As many lenders know, Florida has a five year statute of limitations for mortgage foreclosures. This requires that a foreclosure lawsuit be filed within that amount of time following the borrower’s default. But what happens if a foreclosure is filed and then dismissed? Does the clock start again following the dismissal or does the lender still need to bring the second foreclosure suit within five years of the original default? At the moment, these appear to be open questions in Florida. Although the courts have provided some guidance, the question may not ultimately be answered until the Florida Supreme Court weighs in, which it is expected to do in 2015.
Earlier this year, the Fifth District Court of Appeal in U.S. Bank v. Bartramheld that after a foreclosure action was dismissed by the court, it could be re-filed based upon a new default that occurred after the dismissal of the suit, even if the original default which formed the basis of the first suit occurred more than five years ago. Under this “continuing default” theory, the dismissal nullified the acceleration of the loan such that payments would continue to come due each month after the dismissal and therefore the loan could be reaccelerated following a new default. Accordingly, the statute of limitations would then be five years from the new date of acceleration, allowing the lender ample time to bring a second foreclosure action.
Two months after Bartram, the Fourth District Court of Appeal in Evergrene Partners v. Citibank appeared to agree and extended the law further as it found the same result when the initial foreclosure suit was voluntarily dismissed by the lender, noting that “the claims of acceleration and subsequent acts of default have never been adjudicated on their merits” so “any acts of default still within the statute of limitations may be raised in a subsequent suit.”

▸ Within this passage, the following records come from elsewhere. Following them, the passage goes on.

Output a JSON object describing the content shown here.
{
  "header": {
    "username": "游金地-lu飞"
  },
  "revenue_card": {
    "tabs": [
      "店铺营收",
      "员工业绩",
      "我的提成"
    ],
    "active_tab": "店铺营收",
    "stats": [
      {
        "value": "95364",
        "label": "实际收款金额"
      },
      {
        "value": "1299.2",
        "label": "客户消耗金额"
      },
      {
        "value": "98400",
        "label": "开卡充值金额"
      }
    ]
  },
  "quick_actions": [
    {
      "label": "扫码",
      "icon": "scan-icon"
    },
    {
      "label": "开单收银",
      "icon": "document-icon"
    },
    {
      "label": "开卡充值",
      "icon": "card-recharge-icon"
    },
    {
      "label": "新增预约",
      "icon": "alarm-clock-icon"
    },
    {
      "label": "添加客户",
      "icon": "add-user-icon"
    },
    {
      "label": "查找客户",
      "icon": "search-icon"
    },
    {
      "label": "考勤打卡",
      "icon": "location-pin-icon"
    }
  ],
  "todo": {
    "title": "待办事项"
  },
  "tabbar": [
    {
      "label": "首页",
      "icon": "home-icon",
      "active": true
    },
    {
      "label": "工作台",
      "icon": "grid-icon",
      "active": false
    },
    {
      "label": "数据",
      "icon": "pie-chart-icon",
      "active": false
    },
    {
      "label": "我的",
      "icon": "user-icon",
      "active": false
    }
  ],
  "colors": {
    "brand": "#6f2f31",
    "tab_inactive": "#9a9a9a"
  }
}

Finally, and most recently, the Third District Court of Appeal joined in the discussion with its December 2014 decision in Deutsche Bank v. Beauvais, which sharply disagreed with both Bartram and Evergrene Partners. In Beauvais, like in Bartram, the first foreclosure action was dismissed by the court, however, this time the court held that the dismissal “did not by itself negate, invalidate or otherwise decelerate the lender’s acceleration of the debt in the initial action.” Since the lender took no affirmative steps to reinstate the loan following the dismissal, the second foreclosure action filed more than five years after the original default and acceleration was untimely and thus barred by the statute of limitations.
As referenced above, Bartram has been accepted for review by the Florida Supreme Court and is currently in the process of being briefed. Additionally, in its ruling in Beauvais, the court certified conflict with Evergrene Partners, likewise inviting the Florida Supreme Court to take up that case and make a final determination on the issue.
In the meantime, lenders who have dismissed a prior foreclosure action should carefully evaluate the original date of default and when the statute of limitations would run based upon that date. If a new lawsuit will not be filed within that time frame, taking affirmative steps to decelerate the loan appears to be prudent. While a mutual agreement with the borrower establishing new terms and tolling the limitations period would be ideal, even a unilateral “deceleration notice” may prove to be helpful in prosecuting a second foreclosure action.